Gov. Mark Gordon's Taskforce on Missing and Murdered Indigenous People has released a report on the severity of the problem in Wyoming. It found that Indigenous people make up 21% of homicides in the state even though only 3% of the population is Indigenous.
But Wyoming Survey and Analysis Research Scientist Emily Grant said these numbers could be underestimates. For instance, murder rates could be off because coroners misclassify victims.
"A lot of times, it's not necessarily checked with people from the community, a family member or something like that," Grant said. "So it's really likely that they could be miscategorized as Latino, White. And then you know, that if it's the wrong race on there, it doesn't show up."
Grant said, this is why law enforcement needs more training, and families need assigned advocates to guide them through the complex web of legal jurisdictions.
Grant said she also looked at media portrayals of such cases in Wyoming.
"It's overly graphic," she said. "So you know, if [a White person] dies with firearms, you know, they may say 'a gunshot wound.' But in Indigenous cases, we're seeing like, very graphic depictions of the body of the crime scene. The circumstances that are just extra violent."
"Being considered less than, that's unacceptable," said Fort Washakie Representative and Northern Arapaho citizen Andi Clifford, who sits on the state's Missing and Murdered Indigenous People Taskforce. "The media needs to do a better job. That's somebody's son, that's somebody's daughter, that's somebody's dad. They were loved."

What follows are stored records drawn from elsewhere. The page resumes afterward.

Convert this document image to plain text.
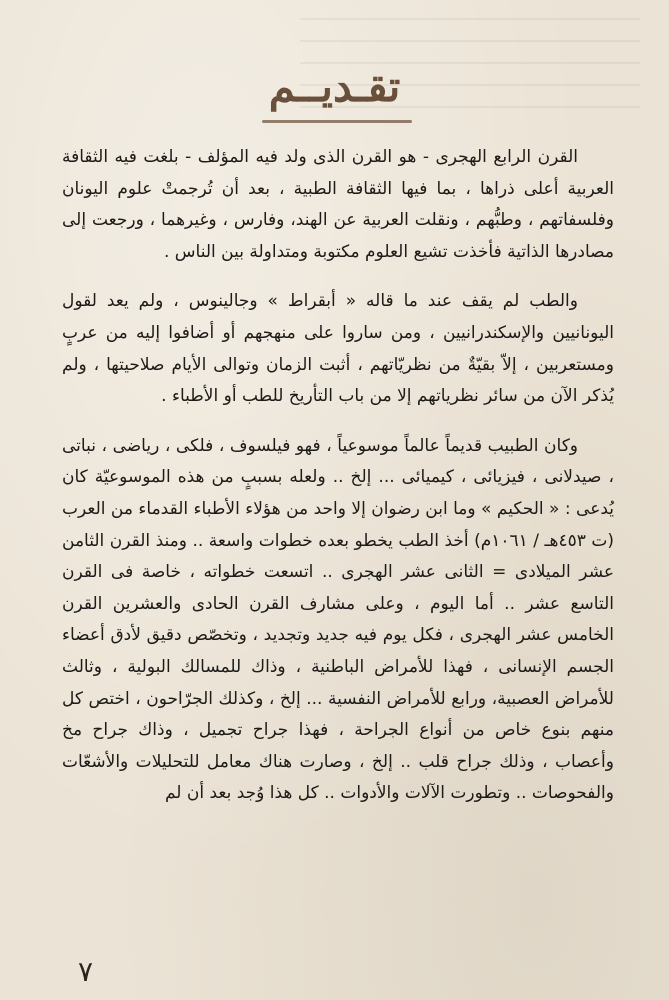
تقـديــم

القرن الرابع الهجرى - هو القرن الذى ولد فيه المؤلف - بلغت فيه الثقافة العربية أعلى ذراها ، بما فيها الثقافة الطبية ، بعد أن تُرجمتْ علوم اليونان وفلسفاتهم ، وطبُّهم ، ونقلت العربية عن الهند، وفارس ، وغيرهما ، ورجعت إلى مصادرها الذاتية فأخذت تشيع العلوم مكتوبة ومتداولة بين الناس .

والطب لم يقف عند ما قاله « أبقراط » وجالينوس ، ولم يعد لقول اليونانيين والإسكندرانيين ، ومن ساروا على منهجهم أو أضافوا إليه من عربٍ ومستعربين ، إلاّ بقيّةٌ من نظريّاتهم ، أثبت الزمان وتوالى الأيام صلاحيتها ، ولم يُذكر الآن من سائر نظرياتهم إلا من باب التأريخ للطب أو الأطباء .

وكان الطبيب قديماً عالماً موسوعياً ، فهو فيلسوف ، فلكى ، رياضى ، نباتى ، صيدلانى ، فيزيائى ، كيميائى ... إلخ .. ولعله بسببٍ من هذه الموسوعيّة كان يُدعى : « الحكيم » وما ابن رضوان إلا واحد من هؤلاء الأطباء القدماء من العرب (ت ٤٥٣هـ / ١٠٦١م) أخذ الطب يخطو بعده خطوات واسعة .. ومنذ القرن الثامن عشر الميلادى = الثانى عشر الهجرى .. اتسعت خطواته ، خاصة فى القرن التاسع عشر .. أما اليوم ، وعلى مشارف القرن الحادى والعشرين القرن الخامس عشر الهجرى ، فكل يوم فيه جديد وتجديد ، وتخصّص دقيق لأدق أعضاء الجسم الإنسانى ، فهذا للأمراض الباطنية ، وذاك للمسالك البولية ، وثالث للأمراض العصبية، ورابع للأمراض النفسية ... إلخ ، وكذلك الجرّاحون ، اختص كل منهم بنوع خاص من أنواع الجراحة ، فهذا جراح تجميل ، وذاك جراح مخ وأعصاب ، وذلك جراح قلب .. إلخ ، وصارت هناك معامل للتحليلات والأشعّات والفحوصات .. وتطورت الآلات والأدوات .. كل هذا وُجد بعد أن لم

٧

In the last ten years, 710 Indigenous people went missing in Wyoming, the majority were girls. The data showed they went missing from 22 of Wyoming's 23 counties. Clifford said, this isn't a Fremont County problem; it's a state problem.
"Yes, Wyoming has two Indigenous tribes," she said. "But there's a multitude of Indigenous tribes in all counties. Because we are Americans, we go for jobs, we go for education, people fall in love, they move to towns in Wyoming. And so that may be a little surprising, too. But we're all over, we are all over."
Nine Indigenous people are missing in the state right now.